Companies Need to Become 'Technology First' Businesses

By Puneet Gupta, Chief Technology Officer, Brillio

Puneet Gupta, Chief Technology Officer, Brillio

New Jersey based Brillio is a global technology consulting firm focused on leveraging emerging technologies for innovation and application modernization in BFSI, Utilities, CPG, Retail, Technology and other domains.

In the not too distant past of only 5-10 years ago, the business world looked at technology largely as a means to an end. Essentially delegated to the role of "enabler", technology was part of the equation of business causation where if you implemented X, you always got Y. But that is not the story today where the breakneck pace of technology change and a dramatically shorter time to maturity, have created market forces that businesses are struggling to understand and tame.

The fundamental fabric of modern life is changing. And I would even propose that human beings are evolving into a different species because of technology. It is difficult to identify any part of our personal and professional worlds and behaviours that have somehow not been touched in significant ways by technology, largely around the new forms of connection and collaboration.

I believe that technology has woven itself into the fabric of our society at such an intimate level that we must consider that it is no longer an "enabler", but is really the "core essence" of business life. Businesses must marry strengths and competencies in their market knowledge with new technology expertise, while assuming an anthropologist's view of how technology is transforming society at large and not just in their small slice of the world.

No enterprise is exempt from this. Companies must commit to understanding what it means to evolve into "technology first" businesses - whether they are in advertising, retail, finance, energy, healthcare, consumer goods or even education.

4 Shifts Shaping the "Technology First" Worldview

There are 4 key shifts in culture, computing, demographics and market economics that are major drivers of what I see as the need for the adoption of a "technology first" mantra. These are:

   1. It's a hyper - connected world.

   2. A company's employees and customers now look and behave the same.

   3. Entire core industries are in the process of being redefined by technology.

   4. The dramatic changes in computing form factor, ubiquity, and intelligence are the new drivers of technological transformation.


It's a hyper-connected world

    We are living in a hyper-connected world, whether we choose to directly participate in it or not.
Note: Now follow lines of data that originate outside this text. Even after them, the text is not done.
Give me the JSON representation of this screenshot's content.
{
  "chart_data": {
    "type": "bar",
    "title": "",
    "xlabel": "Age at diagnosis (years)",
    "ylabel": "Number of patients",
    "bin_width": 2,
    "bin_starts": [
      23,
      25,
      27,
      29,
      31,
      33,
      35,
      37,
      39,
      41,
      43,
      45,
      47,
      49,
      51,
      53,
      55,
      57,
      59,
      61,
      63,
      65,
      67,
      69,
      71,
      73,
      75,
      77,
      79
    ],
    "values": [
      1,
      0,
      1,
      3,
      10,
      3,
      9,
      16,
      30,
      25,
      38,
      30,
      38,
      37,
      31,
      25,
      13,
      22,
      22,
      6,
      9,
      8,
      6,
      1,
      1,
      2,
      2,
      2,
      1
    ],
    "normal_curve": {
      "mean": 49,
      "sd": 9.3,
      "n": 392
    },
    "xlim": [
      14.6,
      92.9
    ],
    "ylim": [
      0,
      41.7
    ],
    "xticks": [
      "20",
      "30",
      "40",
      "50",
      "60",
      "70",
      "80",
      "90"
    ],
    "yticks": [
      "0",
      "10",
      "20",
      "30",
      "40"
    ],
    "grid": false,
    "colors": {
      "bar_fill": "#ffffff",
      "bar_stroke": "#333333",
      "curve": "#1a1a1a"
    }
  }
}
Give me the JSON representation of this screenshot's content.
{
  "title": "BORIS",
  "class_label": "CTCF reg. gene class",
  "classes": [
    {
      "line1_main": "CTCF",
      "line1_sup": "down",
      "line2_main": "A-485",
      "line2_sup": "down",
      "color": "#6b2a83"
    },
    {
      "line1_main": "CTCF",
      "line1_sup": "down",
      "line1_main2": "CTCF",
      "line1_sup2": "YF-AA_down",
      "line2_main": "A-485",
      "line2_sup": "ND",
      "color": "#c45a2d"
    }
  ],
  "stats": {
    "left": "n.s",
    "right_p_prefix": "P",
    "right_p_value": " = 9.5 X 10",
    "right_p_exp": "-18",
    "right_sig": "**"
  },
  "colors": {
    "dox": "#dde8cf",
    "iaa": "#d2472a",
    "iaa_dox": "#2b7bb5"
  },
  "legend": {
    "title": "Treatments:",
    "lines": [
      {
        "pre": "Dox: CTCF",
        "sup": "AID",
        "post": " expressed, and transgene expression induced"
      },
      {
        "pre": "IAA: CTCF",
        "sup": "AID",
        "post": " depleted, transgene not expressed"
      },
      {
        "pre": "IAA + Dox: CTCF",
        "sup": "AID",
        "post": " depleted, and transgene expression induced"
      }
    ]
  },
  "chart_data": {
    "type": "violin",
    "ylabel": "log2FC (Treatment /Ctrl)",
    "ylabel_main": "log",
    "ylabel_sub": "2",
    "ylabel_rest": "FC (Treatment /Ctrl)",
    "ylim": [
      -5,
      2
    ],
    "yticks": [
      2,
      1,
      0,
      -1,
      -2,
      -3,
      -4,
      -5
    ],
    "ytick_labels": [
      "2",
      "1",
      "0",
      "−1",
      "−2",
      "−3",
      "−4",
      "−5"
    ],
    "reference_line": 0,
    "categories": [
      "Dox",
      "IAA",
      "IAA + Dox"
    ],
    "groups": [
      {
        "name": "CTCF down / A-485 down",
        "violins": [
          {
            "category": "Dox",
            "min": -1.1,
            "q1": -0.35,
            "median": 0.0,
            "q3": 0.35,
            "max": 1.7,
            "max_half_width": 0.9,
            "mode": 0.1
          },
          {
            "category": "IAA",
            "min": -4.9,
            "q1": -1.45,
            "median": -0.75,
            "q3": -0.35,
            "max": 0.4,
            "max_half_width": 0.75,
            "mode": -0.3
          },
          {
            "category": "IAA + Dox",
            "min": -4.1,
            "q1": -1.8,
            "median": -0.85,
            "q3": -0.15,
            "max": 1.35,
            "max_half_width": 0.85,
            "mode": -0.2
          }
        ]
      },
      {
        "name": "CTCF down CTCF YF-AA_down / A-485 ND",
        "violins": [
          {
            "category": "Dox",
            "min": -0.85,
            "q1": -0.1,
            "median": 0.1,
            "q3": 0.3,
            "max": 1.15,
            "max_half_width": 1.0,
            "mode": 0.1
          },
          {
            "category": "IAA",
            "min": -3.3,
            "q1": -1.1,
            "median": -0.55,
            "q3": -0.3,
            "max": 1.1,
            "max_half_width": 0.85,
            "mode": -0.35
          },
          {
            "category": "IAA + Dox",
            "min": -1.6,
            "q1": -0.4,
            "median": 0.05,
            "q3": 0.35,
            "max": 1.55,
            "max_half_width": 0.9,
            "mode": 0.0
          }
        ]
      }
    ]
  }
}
The digital consumer is the dominant market force, and has a frame of reference and way of behaving that has been shaped by new kinds of connection - to companies, to product and services, to others, and to themselves. Because of this level of connectivity and the awareness of its persistence, these consumers are presented with, and demand, choices that are vastly different from the past - always on, endless customizable, immediately accessible, and most personally relevant.

A company's employees and customers now look and behave the same

    As the demographics of the global workforce change, there is no longer a vast chasm of difference between "us" (a company's employees) and "them" (the customer). Attitudes, ways of thinking, and behaviours are the same - vocal, personal, and with little dividing work and personal lives. Power is shifting to employees, largely fuelled by the scarcity of talent that the digital economy demands. This fundamentally shifts how business needs to think about talent, and people overall.

Entire core industries are in the process of being redefined by technology

    Core industries that touch just about every person and every business are in various stages of technological metamorphosis. Who can deny that every day we see technology increasingly change how we define, access and interact with the worlds of education, transportation, and healthcare. Think about Khan Academy, Uber, and The ranos - those are market game changers. When seemingly mature markets such as these are becoming "technology first", your company had better follow suit in a way that is consistent with its values and mission, if it wants to have a future.

 The dramatic changes in computing form factor, ubiquity and intelligence are the new drivers of technological transformation

    Computing is the core driver of the massive technology transformation we are only just beginning to experience. How we think about computing in our daily lives is fundamentally different than only a few short years ago. It's no longer just about Moore's Law being the ultimate driver of computing change. Form factor, ubiquity of devices, built-in intelligence and machine learning have completely re-written the story of "technology as a means to a simple end", and into one of "technology as the core essence" to both business and personal life.